What about the execution of minors under age of 18 at the time of murder?

On June 2002, the Supreme Court declared that executing the mentally retarded is cruel and unusual and it is a violation of the U.S. Constitution.

A few months later, on October, this same Court refused to put an end to executing juveniles

But the 1st of March of 2005 the court abolished the execution of juvenile under the age of 18 at the time of murder.

************ -furthermore race continues to play an unacceptable and powerful role in the capital punishment

Maybe that the death penalty discriminates the minorities and the poor and is not administrated fairly.

There is approximately 20.000 murders each year, but only a hundred murderers are sentenced to death.

Almost half of those sentenced to die are black and 84% of those were convicted of killing a white.

In United States, a black man who kills a white man has got four more chances to be condemned that if a white man kills a black man.

Furthermore, more than 90% of the inmates currently on death row were too poor to hire a lawyer to represent them at their trial.

In nine cases over ten, a lawyer, officially given, is designated by the State.

Thanks to, the death penalty the societies could find a scapegoat for its incapacity to resolve crime - and that victim may be the black man.

3/ The different way to execute capital punishment

The three most common death penalties are the gas chamber, lethal injection, and the electric chair.

Let us examine the different ways of executing:

-Hanging used to be a classic form of execution in the last century.
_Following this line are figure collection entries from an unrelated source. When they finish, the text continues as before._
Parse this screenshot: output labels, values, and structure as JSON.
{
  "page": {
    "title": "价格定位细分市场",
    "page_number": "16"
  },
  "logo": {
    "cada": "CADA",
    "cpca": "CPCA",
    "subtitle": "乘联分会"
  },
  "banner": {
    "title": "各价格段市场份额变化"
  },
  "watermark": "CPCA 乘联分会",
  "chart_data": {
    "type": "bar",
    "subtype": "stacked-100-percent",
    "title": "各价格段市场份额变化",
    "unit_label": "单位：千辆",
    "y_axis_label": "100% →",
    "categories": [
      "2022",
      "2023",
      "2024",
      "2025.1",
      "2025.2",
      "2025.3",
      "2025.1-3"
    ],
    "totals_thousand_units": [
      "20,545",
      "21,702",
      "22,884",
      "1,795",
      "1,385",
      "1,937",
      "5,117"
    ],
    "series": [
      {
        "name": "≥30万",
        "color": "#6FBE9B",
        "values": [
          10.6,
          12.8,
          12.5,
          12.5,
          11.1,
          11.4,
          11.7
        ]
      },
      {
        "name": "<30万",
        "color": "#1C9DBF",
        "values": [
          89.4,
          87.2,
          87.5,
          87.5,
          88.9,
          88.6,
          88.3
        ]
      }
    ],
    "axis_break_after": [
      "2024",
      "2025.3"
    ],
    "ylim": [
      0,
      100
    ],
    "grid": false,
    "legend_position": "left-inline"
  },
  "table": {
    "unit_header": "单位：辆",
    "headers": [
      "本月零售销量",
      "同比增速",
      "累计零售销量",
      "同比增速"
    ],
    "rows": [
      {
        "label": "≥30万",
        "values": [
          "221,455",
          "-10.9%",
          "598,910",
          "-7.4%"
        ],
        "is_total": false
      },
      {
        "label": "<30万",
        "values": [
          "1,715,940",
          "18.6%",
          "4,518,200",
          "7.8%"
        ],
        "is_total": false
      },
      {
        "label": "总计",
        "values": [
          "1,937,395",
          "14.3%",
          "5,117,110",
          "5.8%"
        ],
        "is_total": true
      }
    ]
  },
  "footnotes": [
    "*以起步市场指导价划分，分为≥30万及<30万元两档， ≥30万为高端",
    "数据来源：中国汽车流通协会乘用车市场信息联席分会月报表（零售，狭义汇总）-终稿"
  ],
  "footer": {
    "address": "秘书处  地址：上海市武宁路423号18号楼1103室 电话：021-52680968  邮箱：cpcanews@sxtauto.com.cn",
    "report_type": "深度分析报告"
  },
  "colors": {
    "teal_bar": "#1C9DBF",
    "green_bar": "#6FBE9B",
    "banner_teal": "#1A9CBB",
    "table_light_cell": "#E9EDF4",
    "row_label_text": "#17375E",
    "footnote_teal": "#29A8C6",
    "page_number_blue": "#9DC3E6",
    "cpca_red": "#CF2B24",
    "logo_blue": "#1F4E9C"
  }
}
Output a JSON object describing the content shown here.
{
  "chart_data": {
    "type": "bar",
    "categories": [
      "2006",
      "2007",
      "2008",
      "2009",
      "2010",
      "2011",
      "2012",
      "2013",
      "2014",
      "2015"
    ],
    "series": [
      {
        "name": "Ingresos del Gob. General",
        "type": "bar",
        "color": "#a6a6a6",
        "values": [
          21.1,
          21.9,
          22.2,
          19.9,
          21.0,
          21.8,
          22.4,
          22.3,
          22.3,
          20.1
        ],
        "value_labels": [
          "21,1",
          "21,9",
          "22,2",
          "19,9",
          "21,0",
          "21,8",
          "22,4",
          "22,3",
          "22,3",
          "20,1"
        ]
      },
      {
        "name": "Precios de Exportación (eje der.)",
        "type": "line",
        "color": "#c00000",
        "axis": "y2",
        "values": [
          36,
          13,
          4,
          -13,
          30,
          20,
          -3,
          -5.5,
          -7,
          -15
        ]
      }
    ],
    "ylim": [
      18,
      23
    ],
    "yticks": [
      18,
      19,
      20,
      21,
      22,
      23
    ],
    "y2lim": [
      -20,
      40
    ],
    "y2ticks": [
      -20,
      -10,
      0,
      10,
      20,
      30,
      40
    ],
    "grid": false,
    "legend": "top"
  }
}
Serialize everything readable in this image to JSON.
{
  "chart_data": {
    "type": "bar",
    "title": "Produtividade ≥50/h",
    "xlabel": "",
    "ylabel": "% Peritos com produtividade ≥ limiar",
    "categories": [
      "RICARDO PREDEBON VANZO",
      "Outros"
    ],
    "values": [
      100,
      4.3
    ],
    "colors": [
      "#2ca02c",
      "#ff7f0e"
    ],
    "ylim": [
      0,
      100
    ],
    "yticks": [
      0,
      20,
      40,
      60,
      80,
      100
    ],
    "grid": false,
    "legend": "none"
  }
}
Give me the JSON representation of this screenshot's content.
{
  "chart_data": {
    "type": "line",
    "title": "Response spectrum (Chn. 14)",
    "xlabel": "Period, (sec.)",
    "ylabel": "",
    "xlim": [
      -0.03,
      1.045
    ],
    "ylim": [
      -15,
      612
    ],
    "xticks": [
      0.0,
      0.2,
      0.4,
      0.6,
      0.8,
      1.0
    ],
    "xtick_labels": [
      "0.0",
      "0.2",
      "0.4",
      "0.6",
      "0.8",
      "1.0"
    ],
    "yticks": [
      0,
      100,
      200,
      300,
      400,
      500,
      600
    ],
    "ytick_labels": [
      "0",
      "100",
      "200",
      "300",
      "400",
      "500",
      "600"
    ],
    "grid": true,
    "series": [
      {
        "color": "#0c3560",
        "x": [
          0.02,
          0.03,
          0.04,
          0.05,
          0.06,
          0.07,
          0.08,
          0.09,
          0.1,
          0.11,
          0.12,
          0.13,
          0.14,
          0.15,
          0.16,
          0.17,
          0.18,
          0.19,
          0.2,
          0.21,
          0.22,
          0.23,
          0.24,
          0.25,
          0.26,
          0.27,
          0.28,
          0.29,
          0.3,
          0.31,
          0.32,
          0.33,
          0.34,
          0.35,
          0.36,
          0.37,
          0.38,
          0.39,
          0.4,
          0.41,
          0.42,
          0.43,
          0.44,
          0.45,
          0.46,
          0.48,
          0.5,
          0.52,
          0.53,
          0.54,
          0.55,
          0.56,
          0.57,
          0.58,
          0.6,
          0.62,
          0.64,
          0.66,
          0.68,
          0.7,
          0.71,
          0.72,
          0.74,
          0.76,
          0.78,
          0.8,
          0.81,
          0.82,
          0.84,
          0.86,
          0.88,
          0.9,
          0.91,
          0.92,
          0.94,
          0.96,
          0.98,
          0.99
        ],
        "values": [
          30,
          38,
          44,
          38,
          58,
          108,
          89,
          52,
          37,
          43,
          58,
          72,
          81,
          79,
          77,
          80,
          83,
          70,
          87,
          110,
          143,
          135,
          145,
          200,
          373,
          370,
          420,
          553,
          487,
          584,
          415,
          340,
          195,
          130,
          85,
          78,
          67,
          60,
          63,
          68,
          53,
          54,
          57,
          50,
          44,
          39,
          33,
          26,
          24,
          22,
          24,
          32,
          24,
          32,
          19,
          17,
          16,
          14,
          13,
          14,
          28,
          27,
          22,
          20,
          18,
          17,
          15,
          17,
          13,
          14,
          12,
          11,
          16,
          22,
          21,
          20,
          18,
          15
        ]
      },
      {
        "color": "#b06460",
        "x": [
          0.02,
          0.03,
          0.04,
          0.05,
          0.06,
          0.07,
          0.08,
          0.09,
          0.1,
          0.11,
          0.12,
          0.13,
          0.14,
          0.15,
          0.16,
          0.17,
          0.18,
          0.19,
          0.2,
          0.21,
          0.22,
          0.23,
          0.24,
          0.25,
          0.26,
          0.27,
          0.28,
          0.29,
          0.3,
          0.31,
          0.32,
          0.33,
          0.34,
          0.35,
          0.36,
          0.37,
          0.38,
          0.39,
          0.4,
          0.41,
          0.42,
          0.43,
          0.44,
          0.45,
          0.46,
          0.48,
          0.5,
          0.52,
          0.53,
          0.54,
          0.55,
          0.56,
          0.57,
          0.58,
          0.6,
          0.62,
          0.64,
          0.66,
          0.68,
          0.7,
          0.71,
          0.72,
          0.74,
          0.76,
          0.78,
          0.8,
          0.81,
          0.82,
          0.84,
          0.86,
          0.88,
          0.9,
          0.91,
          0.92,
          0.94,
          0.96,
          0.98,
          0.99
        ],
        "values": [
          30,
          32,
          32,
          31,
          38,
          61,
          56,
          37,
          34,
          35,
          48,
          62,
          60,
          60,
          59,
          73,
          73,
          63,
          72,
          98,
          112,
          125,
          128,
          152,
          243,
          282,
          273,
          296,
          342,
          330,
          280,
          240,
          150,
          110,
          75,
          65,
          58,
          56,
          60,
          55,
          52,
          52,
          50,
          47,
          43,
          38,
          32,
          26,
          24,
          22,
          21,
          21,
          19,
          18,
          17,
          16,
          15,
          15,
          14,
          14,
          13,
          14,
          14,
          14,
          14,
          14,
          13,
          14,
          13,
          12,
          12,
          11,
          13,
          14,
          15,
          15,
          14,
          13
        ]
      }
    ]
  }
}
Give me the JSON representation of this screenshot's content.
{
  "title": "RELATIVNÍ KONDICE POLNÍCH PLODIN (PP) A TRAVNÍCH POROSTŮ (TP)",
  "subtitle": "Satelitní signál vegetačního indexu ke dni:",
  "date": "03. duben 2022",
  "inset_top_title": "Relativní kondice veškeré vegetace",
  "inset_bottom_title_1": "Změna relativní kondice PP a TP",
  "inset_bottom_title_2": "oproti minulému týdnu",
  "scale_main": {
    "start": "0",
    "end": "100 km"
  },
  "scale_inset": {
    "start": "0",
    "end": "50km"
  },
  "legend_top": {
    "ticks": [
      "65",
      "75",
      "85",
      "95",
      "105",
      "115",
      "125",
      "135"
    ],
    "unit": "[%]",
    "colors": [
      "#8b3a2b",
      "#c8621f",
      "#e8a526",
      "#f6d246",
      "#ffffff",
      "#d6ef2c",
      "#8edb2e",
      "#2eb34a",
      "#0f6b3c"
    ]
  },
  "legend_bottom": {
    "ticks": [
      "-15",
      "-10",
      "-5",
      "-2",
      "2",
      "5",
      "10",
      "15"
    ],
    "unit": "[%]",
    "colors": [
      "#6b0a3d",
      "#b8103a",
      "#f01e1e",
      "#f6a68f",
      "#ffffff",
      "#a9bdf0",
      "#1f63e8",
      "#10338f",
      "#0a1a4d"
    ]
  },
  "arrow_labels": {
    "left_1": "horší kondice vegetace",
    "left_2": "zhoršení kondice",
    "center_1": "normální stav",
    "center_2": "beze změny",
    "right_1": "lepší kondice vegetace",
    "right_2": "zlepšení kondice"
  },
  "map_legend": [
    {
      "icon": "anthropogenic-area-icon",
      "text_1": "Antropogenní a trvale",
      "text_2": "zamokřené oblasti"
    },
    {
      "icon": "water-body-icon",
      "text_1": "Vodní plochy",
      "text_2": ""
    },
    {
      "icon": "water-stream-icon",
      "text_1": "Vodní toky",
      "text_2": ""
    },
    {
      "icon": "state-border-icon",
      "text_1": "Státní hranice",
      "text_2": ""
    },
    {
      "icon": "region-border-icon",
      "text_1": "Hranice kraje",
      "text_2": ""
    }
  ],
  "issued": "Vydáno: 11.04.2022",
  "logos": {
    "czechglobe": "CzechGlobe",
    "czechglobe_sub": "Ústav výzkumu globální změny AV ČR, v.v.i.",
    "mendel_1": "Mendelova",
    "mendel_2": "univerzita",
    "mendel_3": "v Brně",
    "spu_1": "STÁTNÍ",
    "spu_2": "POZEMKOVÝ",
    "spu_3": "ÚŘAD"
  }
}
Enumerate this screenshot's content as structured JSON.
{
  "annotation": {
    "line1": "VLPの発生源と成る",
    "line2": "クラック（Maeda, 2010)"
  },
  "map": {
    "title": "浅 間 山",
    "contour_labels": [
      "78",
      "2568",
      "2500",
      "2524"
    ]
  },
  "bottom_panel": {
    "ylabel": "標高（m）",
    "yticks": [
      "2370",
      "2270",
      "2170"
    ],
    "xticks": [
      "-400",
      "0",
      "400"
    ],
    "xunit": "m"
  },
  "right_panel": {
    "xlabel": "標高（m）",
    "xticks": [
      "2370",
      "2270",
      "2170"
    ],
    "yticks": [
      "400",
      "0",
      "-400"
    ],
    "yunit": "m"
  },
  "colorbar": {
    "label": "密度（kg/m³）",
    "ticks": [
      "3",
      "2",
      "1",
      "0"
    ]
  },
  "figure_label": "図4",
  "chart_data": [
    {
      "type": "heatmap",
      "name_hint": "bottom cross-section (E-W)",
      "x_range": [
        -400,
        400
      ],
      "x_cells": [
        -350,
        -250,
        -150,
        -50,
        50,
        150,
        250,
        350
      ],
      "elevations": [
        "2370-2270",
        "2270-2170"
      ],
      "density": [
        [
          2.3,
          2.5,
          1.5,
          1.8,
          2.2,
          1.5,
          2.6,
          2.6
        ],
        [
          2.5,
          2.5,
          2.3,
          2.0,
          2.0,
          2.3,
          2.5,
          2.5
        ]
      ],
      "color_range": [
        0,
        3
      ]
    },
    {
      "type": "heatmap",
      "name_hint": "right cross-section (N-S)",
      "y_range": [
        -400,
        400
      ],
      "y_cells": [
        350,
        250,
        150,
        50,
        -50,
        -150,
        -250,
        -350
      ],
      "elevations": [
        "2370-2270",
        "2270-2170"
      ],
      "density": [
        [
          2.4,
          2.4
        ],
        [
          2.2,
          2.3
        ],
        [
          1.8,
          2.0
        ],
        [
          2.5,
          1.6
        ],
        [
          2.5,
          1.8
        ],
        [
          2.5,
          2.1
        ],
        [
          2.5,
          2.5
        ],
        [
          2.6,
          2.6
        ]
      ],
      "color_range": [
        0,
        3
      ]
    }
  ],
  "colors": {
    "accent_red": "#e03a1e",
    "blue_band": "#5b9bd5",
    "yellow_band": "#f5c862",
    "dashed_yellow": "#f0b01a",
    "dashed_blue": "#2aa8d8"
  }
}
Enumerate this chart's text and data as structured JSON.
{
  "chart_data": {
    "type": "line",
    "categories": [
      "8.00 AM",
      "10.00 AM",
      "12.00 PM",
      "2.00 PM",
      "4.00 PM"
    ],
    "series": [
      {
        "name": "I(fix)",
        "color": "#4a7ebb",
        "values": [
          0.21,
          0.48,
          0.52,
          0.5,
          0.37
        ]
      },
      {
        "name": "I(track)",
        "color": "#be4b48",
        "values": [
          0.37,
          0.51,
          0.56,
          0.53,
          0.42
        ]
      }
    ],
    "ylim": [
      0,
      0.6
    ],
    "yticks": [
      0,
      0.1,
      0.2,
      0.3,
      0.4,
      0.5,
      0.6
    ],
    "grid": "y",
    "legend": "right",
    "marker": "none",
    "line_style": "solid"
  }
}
-Electric chair: the prisoner is strapped into a chair. Electrodes are attached to his head and legs, the current is set in motion, his body will strain and smoke will issue from his head. His flesh will burn, but he will probably no longer be aware of it.

Electrocution came onto the scene in an unlikely manner.

Edison Company with its direct current electrical systems began attacking his concurrent and its alternative current electrical systems.

Effectively, to show how dangerous alternative current could be, Edison has done public exhibition by electrocuting animals.

People reasoned that if electricity could kill animals, it could kill people.

In 1888, the state of NY approved the dismantling of its gallows and built the first electric chair...

-Gas Chamber: Here again, the condemn will be strapped into a chair; a container of sulphuric acid will be placed underneath him. Cyanide is dropped into the acid to produce the lethal gas. His eyes will pop, and he will turn purple. Perhaps he will drool.

It is difficult to foresee how long it will take him to lose consciousness.

-Lethal injection: three persons are involved in opening the valves but anybody knows which one is releasing the fatal dose. This shows that capital punishment might be a problem for those who authorize it.

Oklahoma uses the death by lethal injection, more for economical reason than humanitarian reasons. An old electric chair requires generally expensive repairs and the construction of a gas chamber cost about$200.000, while lethal injection would cost no more than ten to fifteen dollars "per death".

There are many methods of execution used by the various states.